Helicopter Crash Kills Pilot

Two helicopters collided at the Homestead-Miami Speedway after the NASCAR championship race, killing one pilot, authorities said.

One helicopter was taking off from the speedway's helipad shortly before 9 p.m. while another was attempting to land, said Miami-Dade Fire-Rescue Battalion Chief Richard Martin.

"They had either a midair collision or a near-midair collision. One of them did a hard landing right on the helipad. No one on that craft was injured," Martin said.

The other pilot died after being airlifted to a Miami hospital, a spokeswoman for the Miami-Dade Police Department said. The pilot's identification was being withheld pending family notification.

Todd Shook, 46, of Sarasota, said he saw the blades of one helicopter clip the body of the second helicopter as he was walking to his RV parked outside the speedway.
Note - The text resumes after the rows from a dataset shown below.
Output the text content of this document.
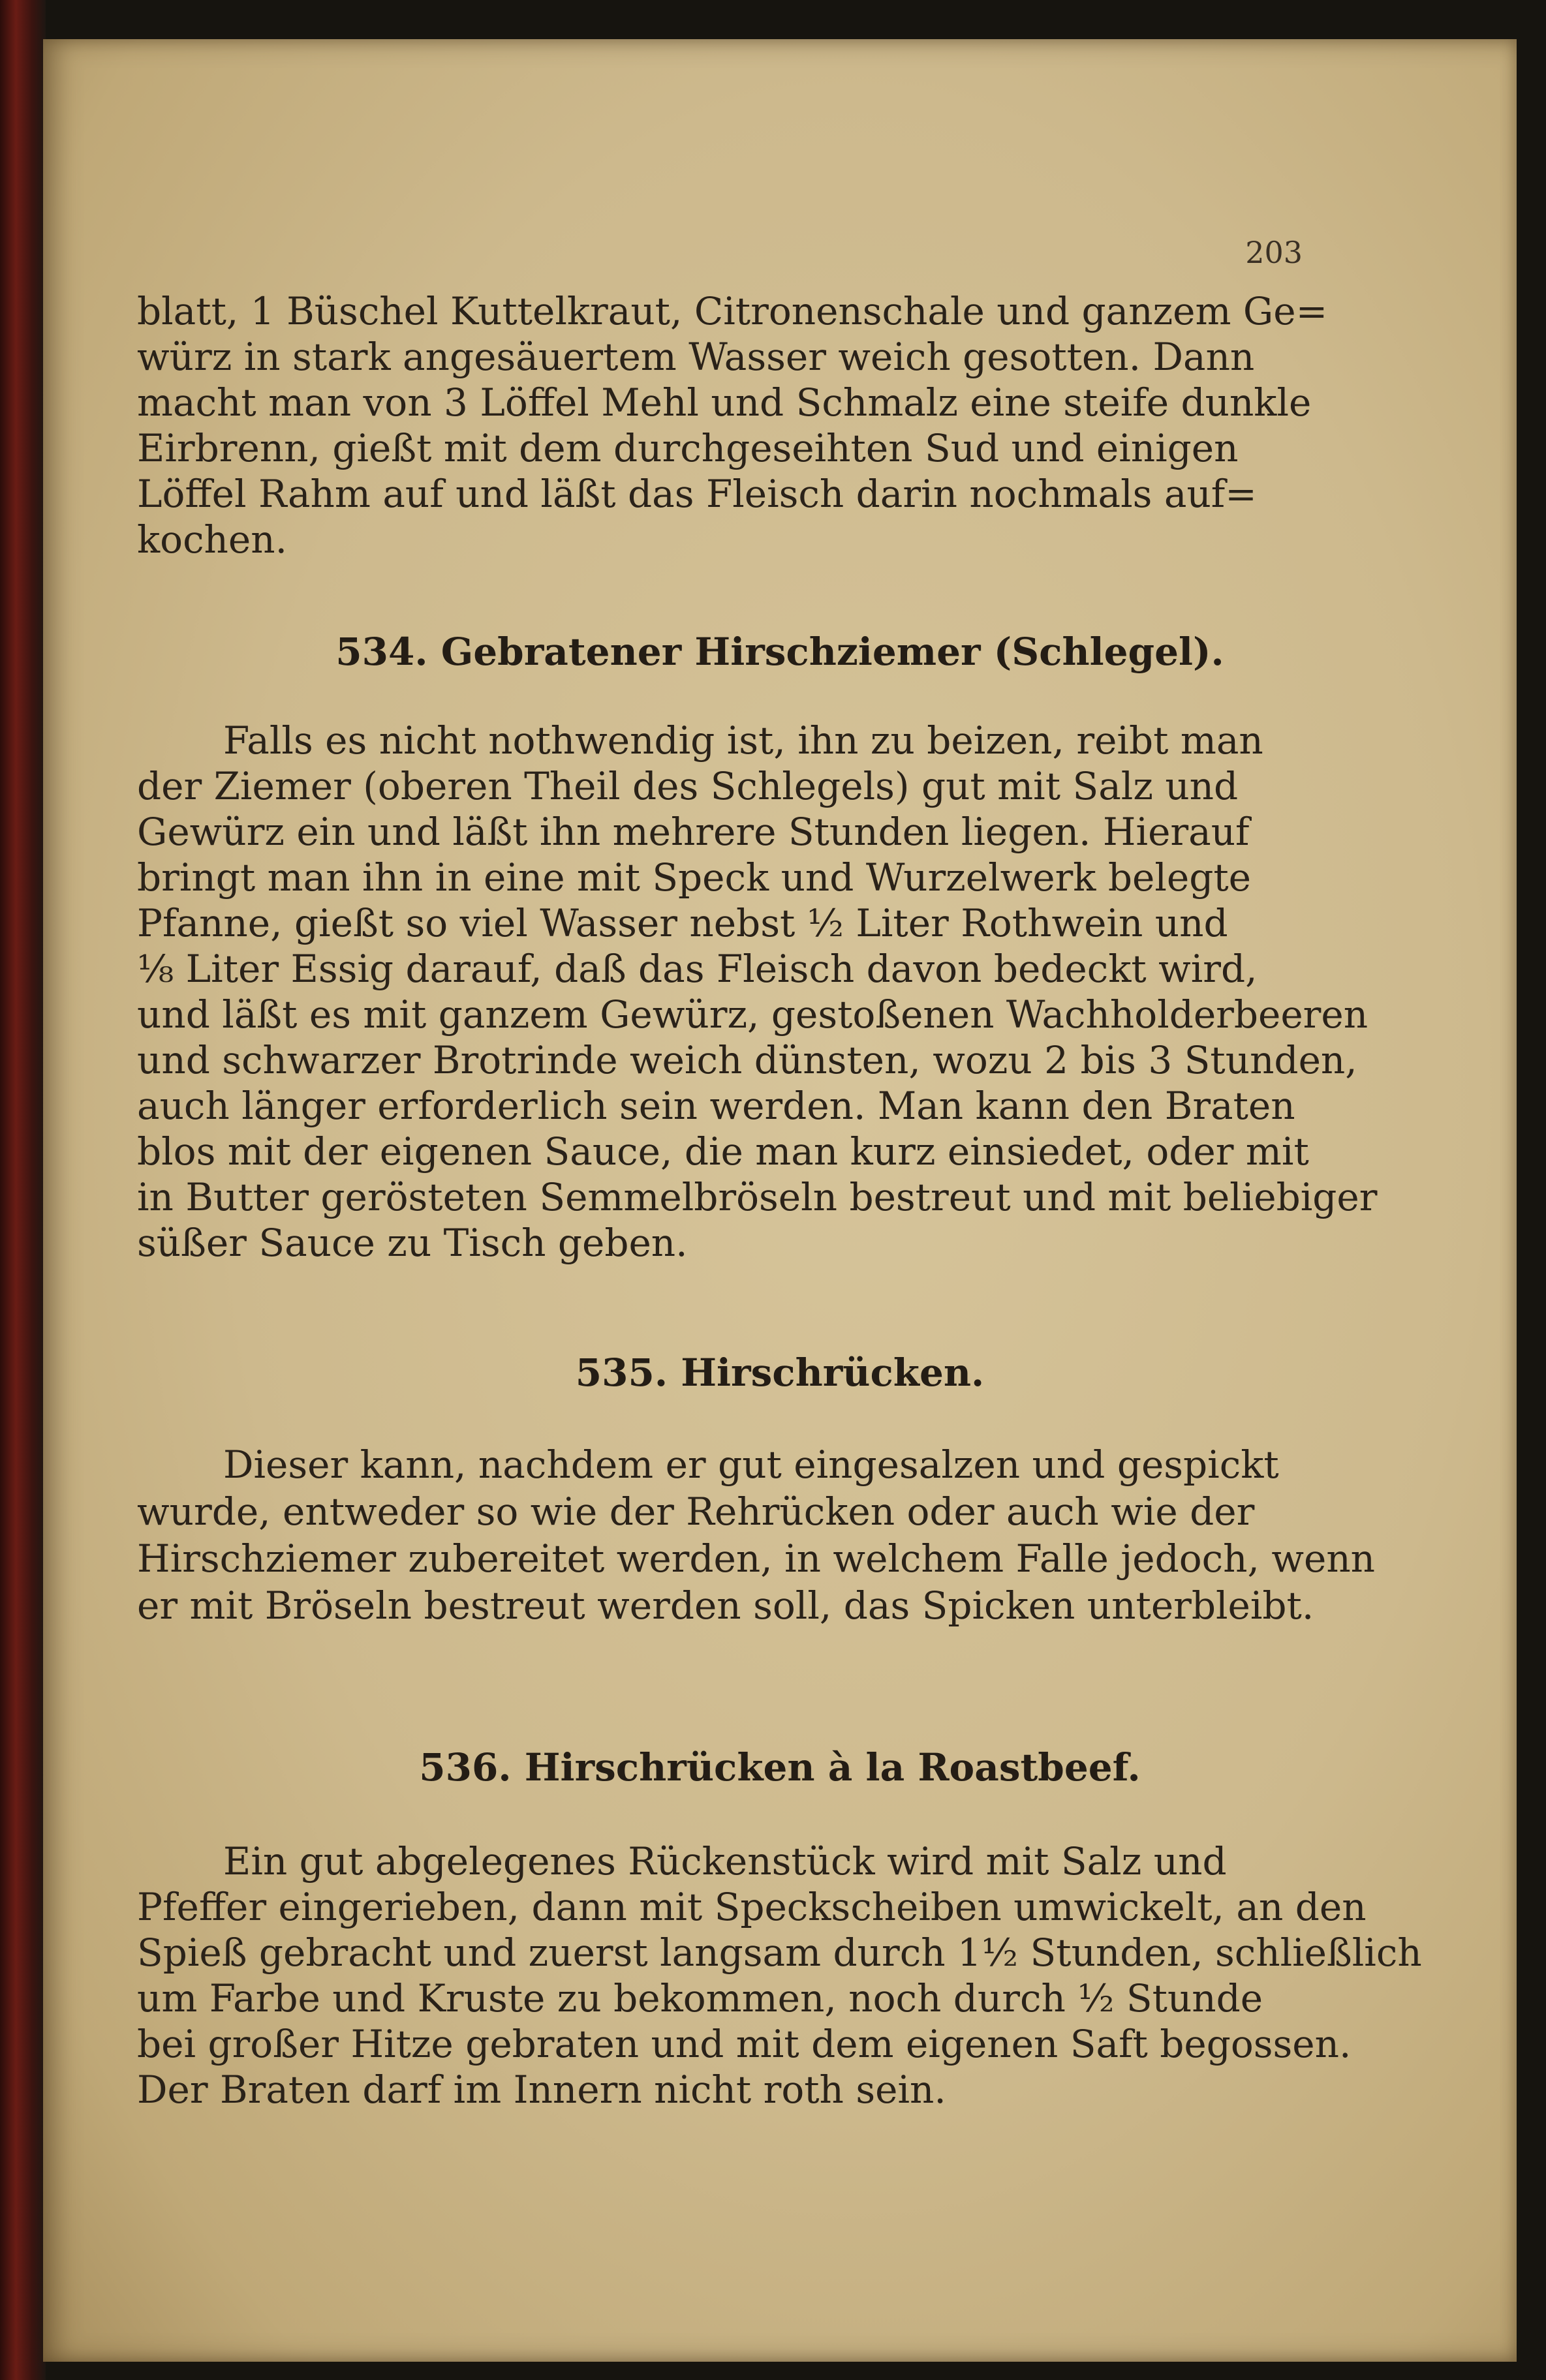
203
blatt, 1 Büschel Kuttelkraut, Citronenschale und ganzem Ge=
würz in stark angesäuertem Wasser weich gesotten. Dann
macht man von 3 Löffel Mehl und Schmalz eine steife dunkle
Eirbrenn, gießt mit dem durchgeseihten Sud und einigen
Löffel Rahm auf und läßt das Fleisch darin nochmals auf=
kochen.
534. Gebratener Hirschziemer (Schlegel).
Falls es nicht nothwendig ist, ihn zu beizen, reibt man
der Ziemer (oberen Theil des Schlegels) gut mit Salz und
Gewürz ein und läßt ihn mehrere Stunden liegen. Hierauf
bringt man ihn in eine mit Speck und Wurzelwerk belegte
Pfanne, gießt so viel Wasser nebst ½ Liter Rothwein und
⅛ Liter Essig darauf, daß das Fleisch davon bedeckt wird,
und läßt es mit ganzem Gewürz, gestoßenen Wachholderbeeren
und schwarzer Brotrinde weich dünsten, wozu 2 bis 3 Stunden,
auch länger erforderlich sein werden. Man kann den Braten
blos mit der eigenen Sauce, die man kurz einsiedet, oder mit
in Butter gerösteten Semmelbröseln bestreut und mit beliebiger
süßer Sauce zu Tisch geben.
535. Hirschrücken.
Dieser kann, nachdem er gut eingesalzen und gespickt
wurde, entweder so wie der Rehrücken oder auch wie der
Hirschziemer zubereitet werden, in welchem Falle jedoch, wenn
er mit Bröseln bestreut werden soll, das Spicken unterbleibt.
536. Hirschrücken à la Roastbeef.
Ein gut abgelegenes Rückenstück wird mit Salz und
Pfeffer eingerieben, dann mit Speckscheiben umwickelt, an den
Spieß gebracht und zuerst langsam durch 1½ Stunden, schließlich
um Farbe und Kruste zu bekommen, noch durch ½ Stunde
bei großer Hitze gebraten und mit dem eigenen Saft begossen.
Der Braten darf im Innern nicht roth sein.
One helicopter landed lopsided on the speedway's helipad, and the other crashed into an RV parked nearby, he said.

"It just hit real hard, and then I saw the windshield all broken out," Shook said.

It was not immediately clear if the RV was occupied at the time of the crash.

-- Associated Press

Tony Stewart celebrates after winning the Nextel Cup Series championship. "It was a nice way to get it done," he said, comparing his latest success with his more controversial victory in 2002.